Efficient help for supercomputing


Consulting and supporting at coding: The mentors at LRZ help users at supercomputing and with algorithms. Photo: J. Schnobrich/Unsplash

Radar satellites take images of the Earth even when it is cloudy. To do this, they send their signals to Earth and receive their echoes. Complex processes produce images that compose structures on the surface from millions of dots. They make roads recognizable, green areas, even buildings of different heights. SuperMUC-NG creates three-dimensional city and building models from masses of these images, the results will be used to research urbanization by at a team led by data scientists Professor Xiaoxiang Zhu and Dr. Yuanyuan Wang at the Technical University of Munich (TUM) and the German Aerospace Center (DLR). "The biggest challenge in our project is storing petabytes of data," Wang explains.

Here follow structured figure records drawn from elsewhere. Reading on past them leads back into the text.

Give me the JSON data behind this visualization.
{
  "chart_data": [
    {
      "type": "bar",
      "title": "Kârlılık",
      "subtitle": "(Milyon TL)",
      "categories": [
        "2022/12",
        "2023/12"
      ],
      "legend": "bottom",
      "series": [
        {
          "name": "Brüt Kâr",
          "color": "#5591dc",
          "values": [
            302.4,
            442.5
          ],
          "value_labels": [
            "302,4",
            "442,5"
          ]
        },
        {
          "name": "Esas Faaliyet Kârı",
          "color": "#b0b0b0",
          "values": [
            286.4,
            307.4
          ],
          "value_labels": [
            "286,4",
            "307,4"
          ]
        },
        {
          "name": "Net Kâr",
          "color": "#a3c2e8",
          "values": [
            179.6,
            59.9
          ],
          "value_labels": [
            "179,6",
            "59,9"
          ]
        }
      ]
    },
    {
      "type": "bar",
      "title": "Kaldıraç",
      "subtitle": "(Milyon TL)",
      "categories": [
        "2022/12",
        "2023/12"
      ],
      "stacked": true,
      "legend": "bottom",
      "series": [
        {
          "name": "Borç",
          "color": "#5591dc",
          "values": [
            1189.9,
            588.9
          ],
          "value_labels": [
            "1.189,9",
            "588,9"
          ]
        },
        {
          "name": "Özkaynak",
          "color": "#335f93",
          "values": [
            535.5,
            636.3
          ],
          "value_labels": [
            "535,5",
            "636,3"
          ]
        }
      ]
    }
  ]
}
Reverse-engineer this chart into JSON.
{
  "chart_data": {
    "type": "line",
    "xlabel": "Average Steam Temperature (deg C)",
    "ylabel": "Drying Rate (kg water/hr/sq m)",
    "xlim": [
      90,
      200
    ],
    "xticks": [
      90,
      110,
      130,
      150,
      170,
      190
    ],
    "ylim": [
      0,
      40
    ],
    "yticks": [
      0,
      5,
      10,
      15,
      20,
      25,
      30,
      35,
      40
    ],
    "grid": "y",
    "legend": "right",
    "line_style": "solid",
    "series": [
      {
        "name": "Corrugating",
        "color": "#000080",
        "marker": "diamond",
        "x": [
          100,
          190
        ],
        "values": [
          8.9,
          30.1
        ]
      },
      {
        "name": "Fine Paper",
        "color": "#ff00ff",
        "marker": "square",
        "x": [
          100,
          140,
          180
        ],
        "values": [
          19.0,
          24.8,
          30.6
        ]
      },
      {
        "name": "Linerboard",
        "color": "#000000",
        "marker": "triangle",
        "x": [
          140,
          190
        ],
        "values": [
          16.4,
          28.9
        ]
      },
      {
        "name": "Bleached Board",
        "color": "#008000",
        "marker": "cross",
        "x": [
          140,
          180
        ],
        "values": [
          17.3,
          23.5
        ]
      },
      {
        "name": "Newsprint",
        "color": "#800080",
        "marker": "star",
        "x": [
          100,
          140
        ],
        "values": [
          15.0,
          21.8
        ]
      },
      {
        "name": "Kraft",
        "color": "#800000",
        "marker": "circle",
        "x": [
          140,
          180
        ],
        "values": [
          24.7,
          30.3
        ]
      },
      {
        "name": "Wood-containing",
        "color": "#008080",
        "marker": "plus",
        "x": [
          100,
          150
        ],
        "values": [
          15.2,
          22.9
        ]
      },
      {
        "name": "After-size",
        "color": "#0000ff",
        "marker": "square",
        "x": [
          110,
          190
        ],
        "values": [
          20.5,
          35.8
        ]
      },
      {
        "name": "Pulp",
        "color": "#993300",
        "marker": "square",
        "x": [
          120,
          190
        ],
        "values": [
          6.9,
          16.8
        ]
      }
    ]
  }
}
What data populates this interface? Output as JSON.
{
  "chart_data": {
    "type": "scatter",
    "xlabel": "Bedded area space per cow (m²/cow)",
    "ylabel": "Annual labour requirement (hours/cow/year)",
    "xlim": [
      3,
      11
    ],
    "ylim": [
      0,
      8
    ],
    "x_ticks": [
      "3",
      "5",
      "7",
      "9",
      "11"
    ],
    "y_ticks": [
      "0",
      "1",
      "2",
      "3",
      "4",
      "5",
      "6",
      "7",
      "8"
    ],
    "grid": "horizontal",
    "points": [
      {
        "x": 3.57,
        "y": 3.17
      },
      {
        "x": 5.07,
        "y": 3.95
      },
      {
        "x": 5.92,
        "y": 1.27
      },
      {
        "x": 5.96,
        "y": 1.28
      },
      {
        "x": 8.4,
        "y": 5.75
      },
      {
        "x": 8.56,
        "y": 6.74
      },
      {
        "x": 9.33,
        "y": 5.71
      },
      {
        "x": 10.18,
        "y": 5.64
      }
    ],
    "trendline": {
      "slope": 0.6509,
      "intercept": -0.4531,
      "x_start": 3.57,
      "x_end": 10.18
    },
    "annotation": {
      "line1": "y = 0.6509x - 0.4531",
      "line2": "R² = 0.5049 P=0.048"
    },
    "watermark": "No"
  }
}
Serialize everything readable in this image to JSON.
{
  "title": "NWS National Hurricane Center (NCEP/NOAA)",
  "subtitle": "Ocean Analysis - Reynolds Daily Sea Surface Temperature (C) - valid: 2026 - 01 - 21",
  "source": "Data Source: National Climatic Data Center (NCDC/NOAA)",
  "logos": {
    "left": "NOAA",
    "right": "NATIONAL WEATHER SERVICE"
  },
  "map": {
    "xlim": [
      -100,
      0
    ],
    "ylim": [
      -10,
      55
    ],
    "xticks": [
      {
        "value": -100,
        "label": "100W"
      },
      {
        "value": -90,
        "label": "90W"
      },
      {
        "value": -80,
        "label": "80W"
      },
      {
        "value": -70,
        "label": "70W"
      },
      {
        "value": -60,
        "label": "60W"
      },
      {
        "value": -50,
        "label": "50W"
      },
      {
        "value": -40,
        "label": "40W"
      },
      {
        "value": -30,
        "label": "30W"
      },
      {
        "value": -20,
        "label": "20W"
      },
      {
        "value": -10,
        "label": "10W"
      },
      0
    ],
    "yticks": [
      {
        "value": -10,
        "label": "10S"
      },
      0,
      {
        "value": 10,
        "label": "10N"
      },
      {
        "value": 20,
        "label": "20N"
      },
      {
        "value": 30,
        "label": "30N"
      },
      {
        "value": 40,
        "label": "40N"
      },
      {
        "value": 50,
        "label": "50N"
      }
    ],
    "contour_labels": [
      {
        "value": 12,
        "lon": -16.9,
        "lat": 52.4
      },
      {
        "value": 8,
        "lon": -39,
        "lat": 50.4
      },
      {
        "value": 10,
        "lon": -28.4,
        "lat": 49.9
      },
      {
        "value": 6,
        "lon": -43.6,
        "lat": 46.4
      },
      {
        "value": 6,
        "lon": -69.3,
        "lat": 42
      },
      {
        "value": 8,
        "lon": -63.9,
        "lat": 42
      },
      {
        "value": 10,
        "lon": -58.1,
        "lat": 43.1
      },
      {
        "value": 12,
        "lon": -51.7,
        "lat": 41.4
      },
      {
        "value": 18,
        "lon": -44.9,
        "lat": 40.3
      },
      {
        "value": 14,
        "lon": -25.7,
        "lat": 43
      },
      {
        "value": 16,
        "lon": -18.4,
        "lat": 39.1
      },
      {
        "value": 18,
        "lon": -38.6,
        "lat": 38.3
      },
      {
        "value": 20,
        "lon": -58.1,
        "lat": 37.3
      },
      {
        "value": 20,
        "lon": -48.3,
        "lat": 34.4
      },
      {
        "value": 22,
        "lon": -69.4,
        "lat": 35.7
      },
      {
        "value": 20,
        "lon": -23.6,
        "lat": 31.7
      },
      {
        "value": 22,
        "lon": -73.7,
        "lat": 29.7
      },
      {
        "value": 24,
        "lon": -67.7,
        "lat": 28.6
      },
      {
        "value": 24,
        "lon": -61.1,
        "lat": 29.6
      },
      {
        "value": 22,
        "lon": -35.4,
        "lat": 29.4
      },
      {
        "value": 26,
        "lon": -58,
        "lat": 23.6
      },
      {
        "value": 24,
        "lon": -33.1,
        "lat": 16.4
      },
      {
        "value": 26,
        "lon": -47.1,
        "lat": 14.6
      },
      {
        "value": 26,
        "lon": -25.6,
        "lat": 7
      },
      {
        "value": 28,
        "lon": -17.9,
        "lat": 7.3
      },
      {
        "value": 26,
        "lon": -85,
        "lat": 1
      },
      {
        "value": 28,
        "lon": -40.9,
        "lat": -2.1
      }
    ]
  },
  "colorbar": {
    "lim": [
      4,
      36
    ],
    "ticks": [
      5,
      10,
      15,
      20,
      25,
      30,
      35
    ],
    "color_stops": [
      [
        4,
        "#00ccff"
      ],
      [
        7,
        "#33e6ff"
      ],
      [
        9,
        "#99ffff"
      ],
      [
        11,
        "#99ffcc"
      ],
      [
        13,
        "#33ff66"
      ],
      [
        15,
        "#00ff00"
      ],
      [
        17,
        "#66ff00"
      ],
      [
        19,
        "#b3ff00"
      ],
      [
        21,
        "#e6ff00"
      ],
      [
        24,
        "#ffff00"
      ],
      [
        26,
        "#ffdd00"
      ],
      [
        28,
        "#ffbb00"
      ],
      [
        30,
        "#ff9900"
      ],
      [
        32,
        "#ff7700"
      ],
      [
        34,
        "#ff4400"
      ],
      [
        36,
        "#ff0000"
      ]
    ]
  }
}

Support for high-performance computing, or HPC, projects has been improved considerably through a mentoring program run by the Gauss Centre for Supercomputing (GCS), of which the LRZ is a member. "Computing time and supercomputing resources are valuable, and we want them to be used efficiently," explains Dr. Gerald Matthias, who heads the Computational X Support group at Leibniz Supercomputing Centre (LRZ). "That's why we've been intensively supporting computational projects since the end of 2019, and we provide researchers with a mentor." About half of the computational projects at the SuperMUC-NG, which may well take years to complete, involve questions about software and codes or how to handle huge data sets. Addressing all 6480 compute nodes of the SuperMUC-NG with one algorithm is an art in itself: "For users, the focus is on simulations and data, not necessarily computer technology," says Matthias. "They are, after all, primarily scientists who develop applications for their projects."

Optimize, advise, ask

Wang needed advice on data storage: The radar images are filtered before being analyzed, automatically optimized, and supplemented with additional information if necessary in order to compensate for blurring or signal-to-noise ratios. Faced with this task, even supercomputers quickly reach their limits. The mentor of the project at the LRZ, seismologist André Kurzmann, PhD, opened the way to the new Data Science Storage system for outsourcing image and simulation data. The mentors also help with the optimization and implementation of algorithms and bring researchers in contact with other LRZ teams, for example when researchers need artificial intelligence methods, when it comes to the cataloging and searchability of research results, or when simulations need to be visualized: "As a mentor, I look at how the project is progressing and follow-up if nothing has happened for a long time," Kurzmann reports. "Many of our users are hesitant to approach us themselves. The danger is great that computing time is then not used and projects are canceled."

Kurzmann and his 10 colleagues are involved in the projects from the beginning, they can recommend HPC software for the planned computations or strategies for processing unstructured data, provide support with technical questions or clarify details about the computing time request and its extension. In addition to astrophysics, medicine, natural sciences, and engineering, diverse disciplines are represented on the team; where possible, mentor and mentee are matched based on domain knowledge. Zhu and Wang's project started in 2017; in the meantime, the first 3D city models are available and are being processed and researched in more detail. "Having a direct contact person at the LRZ allows us to address problems more quickly to the person who will provide a solution," says Wang. A side effect of mentoring: contacts deepen, new connections are created. "Through André Kurzmann, we have established new collaborations with the LRZ; he is also active as a scientific advisor in our ERC project So2Sat and participates in the annual project meeting."

"Short reaction time boosts the project"

Physicist Prof. Dr. Francesco Knechtli and his team at the University of Wuppertal work on quantum chromodynamics, or the assembly of hadrons from elementary particles, and calculated their energy spectrum at the SuperMUC-NG.

What did you calculate or model? Prof. Dr. Francesco Knechtli: Our project deals with hadrons consisting of a charm-quark-anti-quark pair, the charmonium. Whereas pair annihilation was previously neglected in calculations of the energy spectrum, we calculate these contributions directly by optimizing the technique of distillation for the quark fields.

How did the HPC team support you in this? Knechtli: We analyze tens of thousands of configurations of the gluon fields. To calculate the various quantum numbers, we need an immense amount of RAM. André Kurzmann also helped us handle the simulations.

What technical problems were you able to solve? Knechtli: Smaller simulations were bundled to increase the throughput of larger jobs. More RAM allowed us to take full advantage of distillation. The project gained access to the Data Science Archive, and we were able to copy configurations from the JUWELS supercomputer in Jülich to the SuperMUC-NG.

Does mentoring push the projects? How? Knechtli: The short response time to questions has helped the project.

How far has your project progressed? Knechtli: Pair annihilation of charm quarks and anti-quarks contributes to the mass of the charmonium. With our calculations, we succeeded in directly calculating this effect for the first time, albeit with charm quarks half as heavy. Now we are optimizing the numerical algorithms to be able to calculate the charmonium as in nature in the future.